Now, after the tragic event, all that has stopped. The shock is too great, but all those who know Pfeiffer believe that he and his inlaws will persevere. Magdalena’s brother, Stipe Boldović, also helps him with this. “He really supports me in all the work in the olive grove,” Pfeiffer said.
Boldović works from morning to night. From 6 a.m. to 2 p.m., as the head of the Bonaca restaurant in the Bluesun Holiday Village in Bol. And from 4 p.m. to 8 p.m. in the tasting room and shop in the olive grove.
Pfeiffer repeated to the ARD travel show what he previously told Olive Oil Times and said the quantity of oil he produces would be determined by nature.

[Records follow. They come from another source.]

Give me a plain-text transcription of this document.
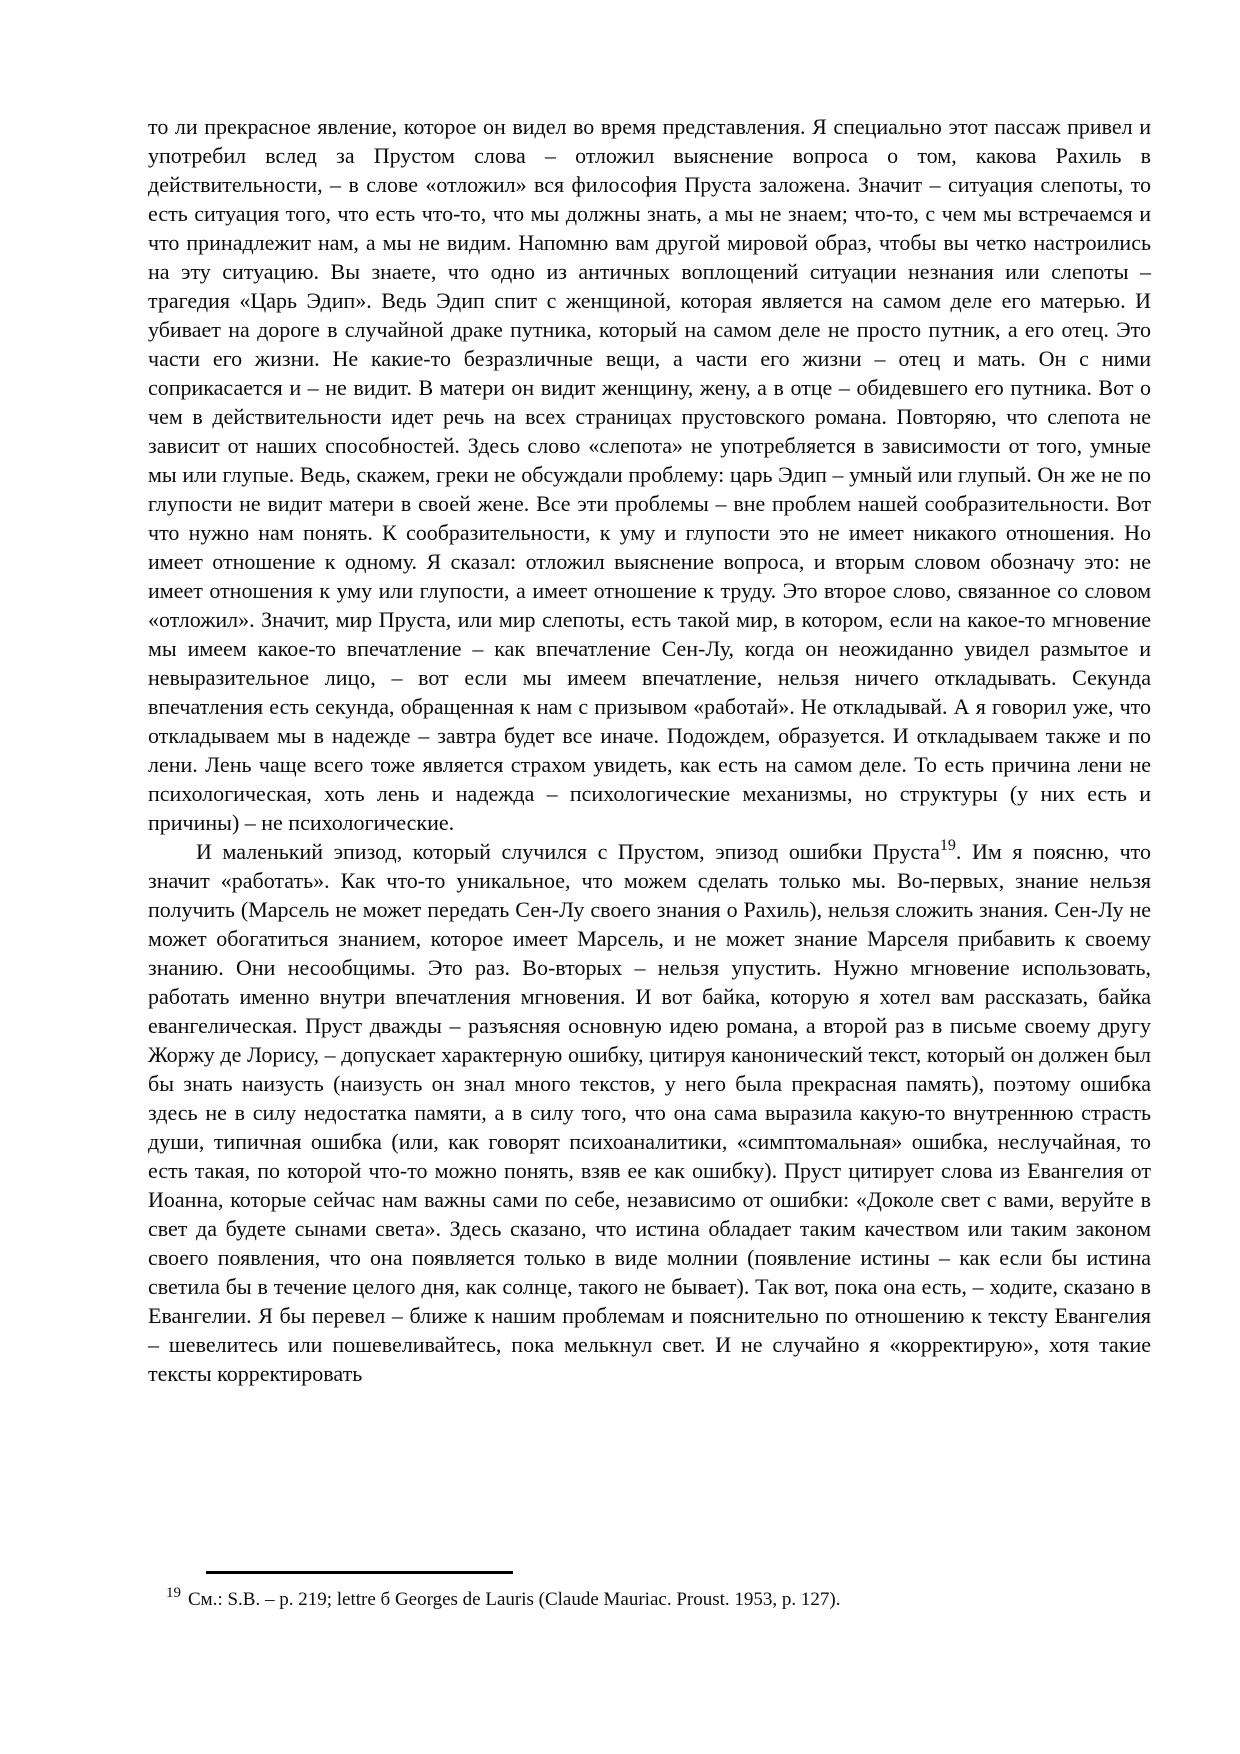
то ли прекрасное явление, которое он видел во время представления. Я специально этот пассаж привел и употребил вслед за Прустом слова – отложил выяснение вопроса о том, какова Рахиль в действительности, – в слове «отложил» вся философия Пруста заложена. Значит – ситуация слепоты, то есть ситуация того, что есть что-то, что мы должны знать, а мы не знаем; что-то, с чем мы встречаемся и что принадлежит нам, а мы не видим. Напомню вам другой мировой образ, чтобы вы четко настроились на эту ситуацию. Вы знаете, что одно из античных воплощений ситуации незнания или слепоты – трагедия «Царь Эдип». Ведь Эдип спит с женщиной, которая является на самом деле его матерью. И убивает на дороге в случайной драке путника, который на самом деле не просто путник, а его отец. Это части его жизни. Не какие-то безразличные вещи, а части его жизни – отец и мать. Он с ними соприкасается и – не видит. В матери он видит женщину, жену, а в отце – обидевшего его путника. Вот о чем в действительности идет речь на всех страницах прустовского романа. Повторяю, что слепота не зависит от наших способностей. Здесь слово «слепота» не употребляется в зависимости от того, умные мы или глупые. Ведь, скажем, греки не обсуждали проблему: царь Эдип – умный или глупый. Он же не по глупости не видит матери в своей жене. Все эти проблемы – вне проблем нашей сообразительности. Вот что нужно нам понять. К сообразительности, к уму и глупости это не имеет никакого отношения. Но имеет отношение к одному. Я сказал: отложил выяснение вопроса, и вторым словом обозначу это: не имеет отношения к уму или глупости, а имеет отношение к труду. Это второе слово, связанное со словом «отложил». Значит, мир Пруста, или мир слепоты, есть такой мир, в котором, если на какое-то мгновение мы имеем какое-то впечатление – как впечатление Сен-Лу, когда он неожиданно увидел размытое и невыразительное лицо, – вот если мы имеем впечатление, нельзя ничего откладывать. Секунда впечатления есть секунда, обращенная к нам с призывом «работай». Не откладывай. А я говорил уже, что откладываем мы в надежде – завтра будет все иначе. Подождем, образуется. И откладываем также и по лени. Лень чаще всего тоже является страхом увидеть, как есть на самом деле. То есть причина лени не психологическая, хоть лень и надежда – психологические механизмы, но структуры (у них есть и причины) – не психологические.

И маленький эпизод, который случился с Прустом, эпизод ошибки Пруста$^{19}$. Им я поясню, что значит «работать». Как что-то уникальное, что можем сделать только мы. Во-первых, знание нельзя получить (Марсель не может передать Сен-Лу своего знания о Рахиль), нельзя сложить знания. Сен-Лу не может обогатиться знанием, которое имеет Марсель, и не может знание Марселя прибавить к своему знанию. Они несообщимы. Это раз. Во-вторых – нельзя упустить. Нужно мгновение использовать, работать именно внутри впечатления мгновения. И вот байка, которую я хотел вам рассказать, байка евангелическая. Пруст дважды – разъясняя основную идею романа, а второй раз в письме своему другу Жоржу де Лорису, – допускает характерную ошибку, цитируя канонический текст, который он должен был бы знать наизусть (наизусть он знал много текстов, у него была прекрасная память), поэтому ошибка здесь не в силу недостатка памяти, а в силу того, что она сама выразила какую-то внутреннюю страсть души, типичная ошибка (или, как говорят психоаналитики, «симптомальная» ошибка, неслучайная, то есть такая, по которой что-то можно понять, взяв ее как ошибку). Пруст цитирует слова из Евангелия от Иоанна, которые сейчас нам важны сами по себе, независимо от ошибки: «Доколе свет с вами, веруйте в свет да будете сынами света». Здесь сказано, что истина обладает таким качеством или таким законом своего появления, что она появляется только в виде молнии (появление истины – как если бы истина светила бы в течение целого дня, как солнце, такого не бывает). Так вот, пока она есть, – ходите, сказано в Евангелии. Я бы перевел – ближе к нашим проблемам и пояснительно по отношению к тексту Евангелия – шевелитесь или пошевеливайтесь, пока мелькнул свет. И не случайно я «корректирую», хотя такие тексты корректировать

$^{19}$ См.: S.B. – p. 219; lettre б Georges de Lauris (Claude Mauriac. Proust. 1953, p. 127).
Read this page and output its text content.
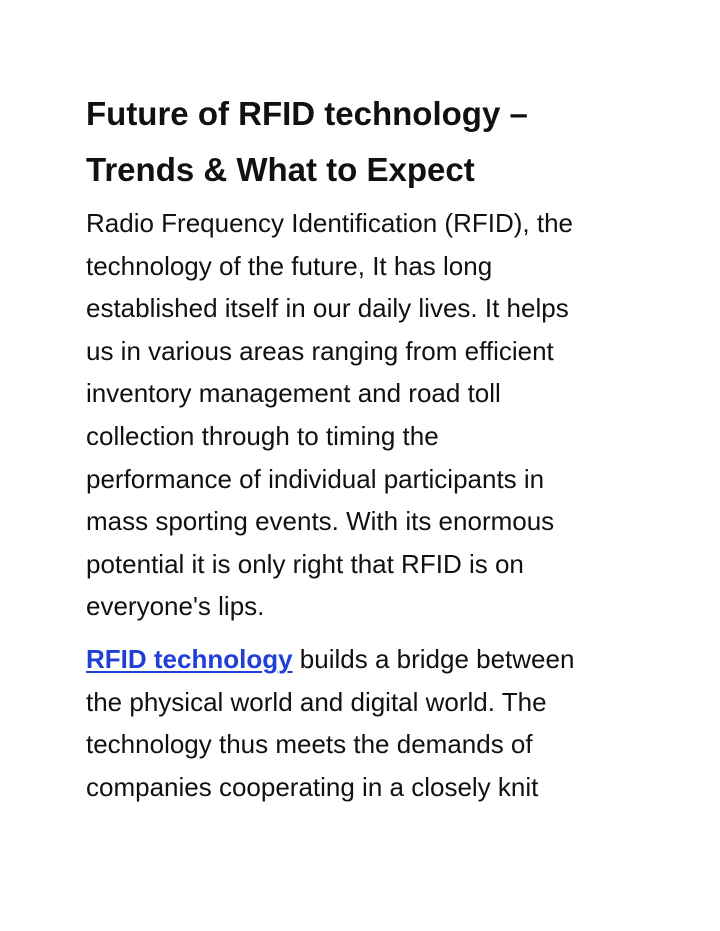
Future of RFID technology –
Trends & What to Expect

Radio Frequency Identification (RFID), the
technology of the future, It has long
established itself in our daily lives. It helps
us in various areas ranging from efficient
inventory management and road toll
collection through to timing the
performance of individual participants in
mass sporting events. With its enormous
potential it is only right that RFID is on
everyone's lips.

RFID technology builds a bridge between
the physical world and digital world. The
technology thus meets the demands of
companies cooperating in a closely knit
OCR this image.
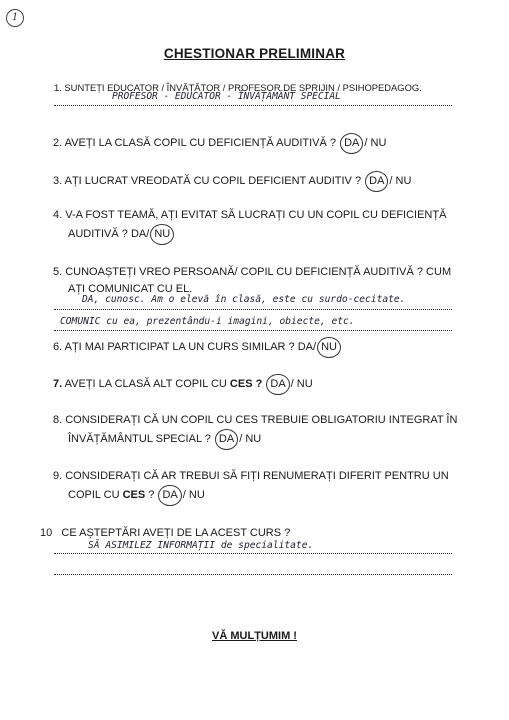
1
CHESTIONAR PRELIMINAR
1. SUNTEȚI EDUCATOR / ÎNVĂȚĂTOR / PROFESOR DE SPRIJIN / PSIHOPEDAGOG.
PROFESOR - EDUCATOR - ÎNVĂȚĂMÂNT SPECIAL
2. AVEȚI LA CLASĂ COPIL CU DEFICIENȚĂ AUDITIVĂ ? DA / NU
3. AȚI LUCRAT VREODATĂ CU COPIL DEFICIENT AUDITIV ? DA / NU
4. V-A FOST TEAMĂ, AȚI EVITAT SĂ LUCRAȚI CU UN COPIL CU DEFICIENȚĂ
AUDITIVĂ ? DA/ NU
5. CUNOAȘTEȚI VREO PERSOANĂ/ COPIL CU DEFICIENȚĂ AUDITIVĂ ? CUM
AȚI COMUNICAT CU EL.
DA, cunosc. Am o elevă în clasă, este cu surdo-cecitate.
COMUNIC cu ea, prezentându-i imagini, obiecte, etc.
6. AȚI MAI PARTICIPAT LA UN CURS SIMILAR ? DA/ NU
7. AVEȚI LA CLASĂ ALT COPIL CU CES ? DA / NU
8. CONSIDERAȚI CĂ UN COPIL CU CES TREBUIE OBLIGATORIU INTEGRAT ÎN
ÎNVĂȚĂMÂNTUL SPECIAL ? DA / NU
9. CONSIDERAȚI CĂ AR TREBUI SĂ FIȚI RENUMERAȚI DIFERIT PENTRU UN
COPIL CU CES ? DA / NU
10   CE AȘTEPTĂRI AVEȚI DE LA ACEST CURS ?
SĂ ASIMILEZ INFORMAȚII de specialitate.
VĂ MULȚUMIM !
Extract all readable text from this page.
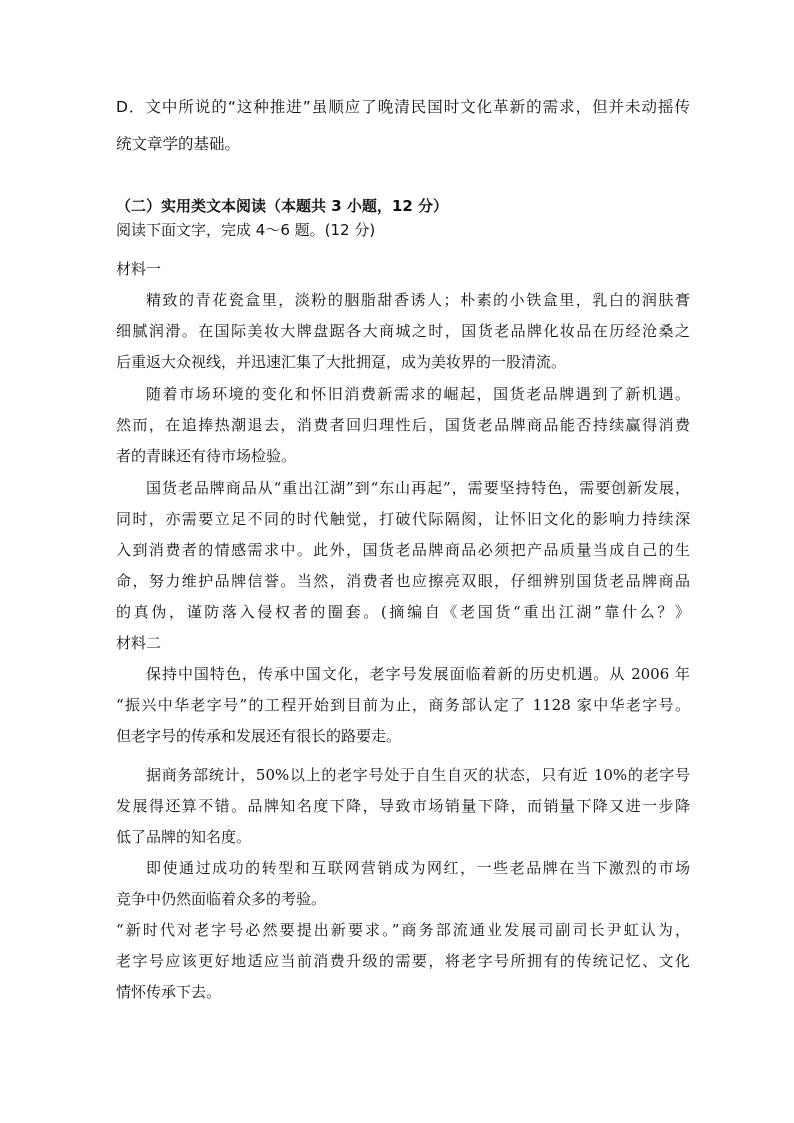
D．文中所说的“这种推进”虽顺应了晚清民国时文化革新的需求，但并未动摇传
统文章学的基础。
（二）实用类文本阅读（本题共 3 小题，12 分）
阅读下面文字，完成 4～6 题。(12 分)
材料一
精致的青花瓷盒里，淡粉的胭脂甜香诱人；朴素的小铁盒里，乳白的润肤膏
细腻润滑。在国际美妆大牌盘踞各大商城之时，国货老品牌化妆品在历经沧桑之
后重返大众视线，并迅速汇集了大批拥趸，成为美妆界的一股清流。
随着市场环境的变化和怀旧消费新需求的崛起，国货老品牌遇到了新机遇。
然而，在追捧热潮退去，消费者回归理性后，国货老品牌商品能否持续赢得消费
者的青睐还有待市场检验。
国货老品牌商品从“重出江湖”到“东山再起”，需要坚持特色，需要创新发展，
同时，亦需要立足不同的时代触觉，打破代际隔阂，让怀旧文化的影响力持续深
入到消费者的情感需求中。此外，国货老品牌商品必须把产品质量当成自己的生
命，努力维护品牌信誉。当然，消费者也应擦亮双眼，仔细辨别国货老品牌商品
的真伪，谨防落入侵权者的圈套。(摘编自《老国货“重出江湖”靠什么？》
材料二
保持中国特色，传承中国文化，老字号发展面临着新的历史机遇。从 2006 年
“振兴中华老字号”的工程开始到目前为止，商务部认定了 1128 家中华老字号。
但老字号的传承和发展还有很长的路要走。
据商务部统计，50%以上的老字号处于自生自灭的状态，只有近 10%的老字号
发展得还算不错。品牌知名度下降，导致市场销量下降，而销量下降又进一步降
低了品牌的知名度。
即使通过成功的转型和互联网营销成为网红，一些老品牌在当下激烈的市场
竞争中仍然面临着众多的考验。
“新时代对老字号必然要提出新要求。”商务部流通业发展司副司长尹虹认为，
老字号应该更好地适应当前消费升级的需要，将老字号所拥有的传统记忆、文化
情怀传承下去。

Despite the tragedy, he continues to live and work as if Magdalena is still physically with him, although he misses her immensely.
But he carries her in his soul; he dedicated the award won at this year’s NYIOOC to her. Next year, Pfeiffer said he will likely produce an oil that will bear Magdalena’s name.
He hopes to enter this oil to the NYIOOC and said winning would be his greatest satisfaction and confirmation that love lives forever.